For her, even the structure of the school day deserved reconsideration. She imagined a system where children were given at least an hour each day to freely explore, without constant direction or predetermined outcomes. In that space, she believed something important happened: creativity emerged, confidence developed, and children began to reveal who they truly were.

She also emphasized the importance of learning beyond the classroom. “Learning also shouldn’t be limited to four walls,” she said. “Let children go outside. Let them experience nature first. Let them get curious, observe, and ask questions. Especially in science, they need to see and feel things before we start naming them.”

In her own practice, she had already begun to see the impact of this approach. She shared how teaching phonics outdoors over the past few years had transformed the learning experience for many children, especially those who struggled with sitting still inside a classroom. Outside, they moved more freely, engaged more deeply, and participated more fully. For her, this reinforced a simple but powerful idea: sometimes it was not the child who needed to change, but the environment.

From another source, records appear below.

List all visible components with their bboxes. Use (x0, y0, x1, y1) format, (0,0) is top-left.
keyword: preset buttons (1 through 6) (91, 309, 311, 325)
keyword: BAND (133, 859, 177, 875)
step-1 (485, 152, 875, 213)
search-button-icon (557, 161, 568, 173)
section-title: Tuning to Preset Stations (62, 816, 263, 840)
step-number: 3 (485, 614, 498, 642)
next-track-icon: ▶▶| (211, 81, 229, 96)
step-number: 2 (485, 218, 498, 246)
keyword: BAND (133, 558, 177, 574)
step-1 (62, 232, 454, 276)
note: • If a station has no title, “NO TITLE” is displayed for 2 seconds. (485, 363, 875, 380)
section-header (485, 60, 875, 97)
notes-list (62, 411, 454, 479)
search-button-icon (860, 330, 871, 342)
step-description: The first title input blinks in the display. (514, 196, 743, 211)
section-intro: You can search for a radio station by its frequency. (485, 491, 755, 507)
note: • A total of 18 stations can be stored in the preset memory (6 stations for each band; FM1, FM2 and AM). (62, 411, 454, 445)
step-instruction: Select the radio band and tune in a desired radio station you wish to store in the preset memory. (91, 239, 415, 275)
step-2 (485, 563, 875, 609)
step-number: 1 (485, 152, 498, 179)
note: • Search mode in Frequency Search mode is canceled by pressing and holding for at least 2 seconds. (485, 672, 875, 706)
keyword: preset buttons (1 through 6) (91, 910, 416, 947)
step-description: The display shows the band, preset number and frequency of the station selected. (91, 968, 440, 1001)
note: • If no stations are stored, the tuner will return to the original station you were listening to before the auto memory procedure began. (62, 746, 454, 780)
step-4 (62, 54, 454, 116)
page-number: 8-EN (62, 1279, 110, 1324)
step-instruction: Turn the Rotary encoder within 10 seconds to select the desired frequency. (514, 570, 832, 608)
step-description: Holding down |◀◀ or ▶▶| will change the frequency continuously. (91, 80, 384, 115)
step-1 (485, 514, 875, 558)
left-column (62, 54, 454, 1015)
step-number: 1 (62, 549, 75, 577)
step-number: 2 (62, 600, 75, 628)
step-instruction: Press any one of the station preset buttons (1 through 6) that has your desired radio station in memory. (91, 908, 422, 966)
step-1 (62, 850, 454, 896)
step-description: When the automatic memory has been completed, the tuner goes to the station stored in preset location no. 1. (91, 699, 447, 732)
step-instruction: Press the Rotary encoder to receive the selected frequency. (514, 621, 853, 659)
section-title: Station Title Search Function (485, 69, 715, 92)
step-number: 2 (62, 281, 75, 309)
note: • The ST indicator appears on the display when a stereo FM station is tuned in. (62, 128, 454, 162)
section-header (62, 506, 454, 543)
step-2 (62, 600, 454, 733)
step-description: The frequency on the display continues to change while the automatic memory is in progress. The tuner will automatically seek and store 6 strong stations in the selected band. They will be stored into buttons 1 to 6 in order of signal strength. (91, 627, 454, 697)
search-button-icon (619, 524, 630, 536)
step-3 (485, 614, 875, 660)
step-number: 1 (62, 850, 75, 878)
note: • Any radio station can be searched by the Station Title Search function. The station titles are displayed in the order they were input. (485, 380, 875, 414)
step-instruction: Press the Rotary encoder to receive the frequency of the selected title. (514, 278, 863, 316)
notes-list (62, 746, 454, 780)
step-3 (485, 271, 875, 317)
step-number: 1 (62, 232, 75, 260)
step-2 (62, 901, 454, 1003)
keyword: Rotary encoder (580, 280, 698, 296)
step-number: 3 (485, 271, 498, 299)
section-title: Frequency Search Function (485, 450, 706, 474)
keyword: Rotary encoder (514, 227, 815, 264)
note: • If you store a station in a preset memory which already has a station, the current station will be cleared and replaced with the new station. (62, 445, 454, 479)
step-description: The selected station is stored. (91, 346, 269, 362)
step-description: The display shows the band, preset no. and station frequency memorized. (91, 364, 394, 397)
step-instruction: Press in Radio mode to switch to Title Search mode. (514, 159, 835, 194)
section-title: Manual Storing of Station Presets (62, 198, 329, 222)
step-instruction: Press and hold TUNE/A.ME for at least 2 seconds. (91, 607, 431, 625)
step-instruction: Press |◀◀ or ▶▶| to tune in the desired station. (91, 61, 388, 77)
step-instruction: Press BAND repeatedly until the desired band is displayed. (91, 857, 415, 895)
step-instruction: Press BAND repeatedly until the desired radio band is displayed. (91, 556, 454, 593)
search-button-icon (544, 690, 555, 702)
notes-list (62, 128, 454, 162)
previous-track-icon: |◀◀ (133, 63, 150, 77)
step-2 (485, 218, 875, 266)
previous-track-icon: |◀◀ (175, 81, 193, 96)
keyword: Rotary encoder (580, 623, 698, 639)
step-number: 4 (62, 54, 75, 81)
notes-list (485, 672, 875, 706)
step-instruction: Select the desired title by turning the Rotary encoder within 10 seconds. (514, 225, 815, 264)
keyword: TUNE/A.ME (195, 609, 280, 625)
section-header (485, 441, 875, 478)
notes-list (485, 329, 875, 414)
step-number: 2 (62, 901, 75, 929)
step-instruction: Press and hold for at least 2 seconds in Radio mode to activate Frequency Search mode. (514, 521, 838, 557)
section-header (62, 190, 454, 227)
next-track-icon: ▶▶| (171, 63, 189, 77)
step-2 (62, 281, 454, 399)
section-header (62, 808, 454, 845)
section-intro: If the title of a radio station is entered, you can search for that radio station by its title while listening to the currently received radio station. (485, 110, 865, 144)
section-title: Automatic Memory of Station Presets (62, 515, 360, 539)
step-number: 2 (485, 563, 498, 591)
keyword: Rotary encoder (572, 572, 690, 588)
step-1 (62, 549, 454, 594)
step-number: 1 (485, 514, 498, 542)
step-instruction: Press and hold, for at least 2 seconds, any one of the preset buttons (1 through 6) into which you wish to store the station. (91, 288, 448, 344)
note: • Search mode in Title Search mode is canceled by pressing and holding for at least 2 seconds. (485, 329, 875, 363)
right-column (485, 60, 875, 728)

Leonna was also clear about her concerns regarding early academic pressure and excessive paperwork. She believed that pushing children too quickly into reading, writing, and formal mathematics could overlook the foundations they truly needed. Fine motor skills, language development, concentration, and problem-solving, she explained, were best built through meaningful play. Social and emotional development, she added, were not secondary goals but essential pillars of early childhood.

She extended this call for change to educators as well, expressing hope for greater trust in teachers, their understanding of their students, and their ability to adapt learning in responsive ways. “Play is learning, and the evidence is all around us,” she said. Whether it was a child building a bug house or tending a garden, she saw clear demonstrations of problem-solving, observation, measurement, and responsibility, forms of learning that may not always appear on worksheets but were visible in action.

Finally, she returned to parents, hoping for a continued shift in how play was understood at home and in society. “Play is not a waste of time. It is where connection happens, where confidence is built, and where children make sense of the world,” she said.

At the heart of it all, Leonna hoped for an education system that saw children fully, not only for what they were expected to achieve, but for who they were in their present moment. A system where learning was joyful, relationships were valued, and childhood was not rushed. Because, as she reminded us, children only had one childhood.